Integrating Tibet with the world
- The ambitious Sichuan-Tibet railway project will connect Lhasa with Chengdu, and include Tibet in China’s transportation corridor to Europe.
- China is on course to integrate the Tibet Autonomous Republic (TAR) into the global mainstream, with India and Nepal among the spurs that will connect it with South Asia.
How the Chengdu would be the Game changer?
- The extension of the railway to Chengdu would be a game changer, for it would integrate Tibet with China’s transportation corridor to Europe.
- This step would also be path-breaking, for it would establish a link between Tibet with the proposed Bangladesh-China-India-Myanmar (BCIM) economic corridor.
What is TAR-India connectivity?
- The Chinese are proposing another rail link, which could revolutionise contact between TAR and India.
- In case that happens, it would establish a Chinese railhead in the Chumbi valley, only 31 kilometres away from the Nathu La pass that connects Tibet with Sikkim.
- The Nathu La pass is the channel for border trade, but Chinese officials say that Sikkim could become an important destination for investments and tourism as well.
IAS BABA’s Views
- China stresses that its bold enterprise is part of its plan to elevate the economies of backward regions.
- The growing linkages between Chinese and Indian provinces are the new drivers of Sino-Indian ties.
- Indian officials say that Yunnan and West Bengal are emerging as BCIM’s twin growth engines.
Connecting the dots:
- Briefly explain the controversial hydro-electric projects, involving China, India and Bangladesh.
- Write a note on how TAR links with the Association of the South East Asian Nations (ASEAN)?

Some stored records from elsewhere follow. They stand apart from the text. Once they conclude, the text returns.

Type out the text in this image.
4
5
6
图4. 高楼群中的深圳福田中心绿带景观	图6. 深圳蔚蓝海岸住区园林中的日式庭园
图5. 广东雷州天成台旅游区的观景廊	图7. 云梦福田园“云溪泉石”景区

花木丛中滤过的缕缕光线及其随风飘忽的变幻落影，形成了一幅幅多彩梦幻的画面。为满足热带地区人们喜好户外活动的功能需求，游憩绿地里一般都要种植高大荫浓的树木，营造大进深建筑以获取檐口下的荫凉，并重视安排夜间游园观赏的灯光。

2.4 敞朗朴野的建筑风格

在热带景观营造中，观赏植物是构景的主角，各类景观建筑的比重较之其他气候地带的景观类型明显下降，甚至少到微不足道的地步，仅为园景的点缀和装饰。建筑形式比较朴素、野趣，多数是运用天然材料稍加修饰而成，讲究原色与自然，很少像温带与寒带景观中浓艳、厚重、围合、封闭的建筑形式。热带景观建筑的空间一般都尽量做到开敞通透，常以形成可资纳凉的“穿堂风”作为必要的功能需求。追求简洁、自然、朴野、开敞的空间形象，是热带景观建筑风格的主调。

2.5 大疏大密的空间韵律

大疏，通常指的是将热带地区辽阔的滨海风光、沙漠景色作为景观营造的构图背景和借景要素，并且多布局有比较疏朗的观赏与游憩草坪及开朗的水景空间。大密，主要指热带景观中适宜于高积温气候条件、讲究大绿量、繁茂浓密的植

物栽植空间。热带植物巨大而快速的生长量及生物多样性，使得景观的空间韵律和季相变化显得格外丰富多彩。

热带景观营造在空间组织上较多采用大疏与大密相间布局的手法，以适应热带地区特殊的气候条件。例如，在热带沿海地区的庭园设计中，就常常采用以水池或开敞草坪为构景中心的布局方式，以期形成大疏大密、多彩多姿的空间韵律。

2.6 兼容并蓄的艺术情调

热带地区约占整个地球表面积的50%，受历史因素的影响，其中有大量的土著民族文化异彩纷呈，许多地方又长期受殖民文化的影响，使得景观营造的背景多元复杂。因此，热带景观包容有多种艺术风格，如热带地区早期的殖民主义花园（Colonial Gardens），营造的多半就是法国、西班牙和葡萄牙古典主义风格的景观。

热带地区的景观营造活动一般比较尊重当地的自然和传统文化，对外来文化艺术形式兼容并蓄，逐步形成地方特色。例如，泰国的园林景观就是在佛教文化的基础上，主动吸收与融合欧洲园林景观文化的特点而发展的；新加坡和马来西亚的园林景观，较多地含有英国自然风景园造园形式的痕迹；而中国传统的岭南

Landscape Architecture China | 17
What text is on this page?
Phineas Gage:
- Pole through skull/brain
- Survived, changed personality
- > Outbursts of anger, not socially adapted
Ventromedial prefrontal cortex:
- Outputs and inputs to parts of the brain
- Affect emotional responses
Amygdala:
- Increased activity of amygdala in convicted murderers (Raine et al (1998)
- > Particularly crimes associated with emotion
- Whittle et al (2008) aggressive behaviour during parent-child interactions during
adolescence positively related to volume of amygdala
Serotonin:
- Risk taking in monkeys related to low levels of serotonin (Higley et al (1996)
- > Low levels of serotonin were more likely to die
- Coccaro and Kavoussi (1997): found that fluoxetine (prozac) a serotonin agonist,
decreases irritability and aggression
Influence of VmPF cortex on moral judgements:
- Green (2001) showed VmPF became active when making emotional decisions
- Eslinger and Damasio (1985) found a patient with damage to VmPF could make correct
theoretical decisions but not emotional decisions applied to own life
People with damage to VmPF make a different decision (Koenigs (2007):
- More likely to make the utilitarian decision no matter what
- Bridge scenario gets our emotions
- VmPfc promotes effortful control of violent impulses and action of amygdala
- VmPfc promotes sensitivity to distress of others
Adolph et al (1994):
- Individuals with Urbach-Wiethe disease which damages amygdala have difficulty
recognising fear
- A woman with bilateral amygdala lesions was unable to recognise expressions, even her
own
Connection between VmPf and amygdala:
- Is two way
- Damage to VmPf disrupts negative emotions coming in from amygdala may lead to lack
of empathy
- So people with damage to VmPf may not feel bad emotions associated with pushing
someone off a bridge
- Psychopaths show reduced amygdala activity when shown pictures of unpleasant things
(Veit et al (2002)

Centre appoints arbitrator for Vodafone tax case
- The government has appointed international lawyer Rodrigo Oreamuno to arbitrate on its behalf in the Rs.20,000 crore tax case with the UK telecom major Vodafone.
- Costa Rica-based Oreamuno replaces former Chief Justice of India R C Lahoti who had in May recused himself.
What’s Vodafone tax case?
- The case concerns a tax dispute between the Vodafone group and the Indian income tax (IT) authorities over the acquisition by Vodafone International Holdings BV (VIH) (part of the Vodafone group and a company resident for tax purposes in the Netherlands) of the entire share capital of CGP Investments (Holdings) Ltd (a company incorporated in Hong Kong but resident for tax purposes in the Cayman Islands) on February 11, 2007 for about $11 billion (Rs 55,000 crore) from Hutchison Telecommunications International Ltd (HTIL).
What is the Verdict of Supreme court?
- The Supreme Court judgment makes it a point to emphasize that even a subsidiary has an identity that is distinct from its parent holding company.
- The second interesting aspect of the Supreme Court judgment is that it argues for a “look at” test in which tax authorities consider the entire Hutchison structure as it existed, “holistically”, at its face value, and not adopt a “dissecting approach”.
- In other words, authorities should not ask whether the transaction is a tax avoidance method, but apply the “look at” test to ascertain its legal nature
- The Supreme Court judgment in the Vodafone case argues that the ‘corporate veil’ cannot be pierced as long as there was no intention to avoid taxes.
IAS BABA’s View
- Framed in narrow legal terms and the limiting framework of the so-called welfare nation-states in the times of globalisation, it has become a continuously losing battle for the people at large.
- This tide can be turned only by a clear realisation that public good and modern corporations are inversely proportional to each other and this debate needs to be taken much beyond immediate tax and legal issues.
Connecting the dots:
- How and why corporations in India manage to undermine the law and the public good for the sake of private profit?
- Write a note on
- IT Act of India
Inner line Permit
The campaign for the Inner Line Permit in Manipur is threatening to become a turmoil with fresh protests breaking out in Imphal.
What is Inner line Permit?
- Inner Line Permit (ILP) is an official travel document issued by the Government of India to allow inward travel of an Indian citizen into a protected/restricted area for a limited period.
- It is obligatory for Indian citizens from outside those states to obtain permit for entering into the protected state.
Which States require ILP?
- ILP’s valid for tourism purposes are granted as a matter of routine.
- The states which require the permit are Arunachal Pradesh, Nagaland, Mizoram, and some connecting roads of these states.
Why India needs ILP?
- The document is an effort by the government to regulate movement to certain areas located near the international border of India.
- Despite the fact that the ILP was originally created by the British to safeguard their commercial interests, it continues to be used in India, officially to protect tribal cultures in northeastern India.
Connecting the Dots:
- Write a note on Different Kinds of ILP.
- Why the people of Manipur are demanding the ILP?
- What are the Advantages and Implications of ILP to India?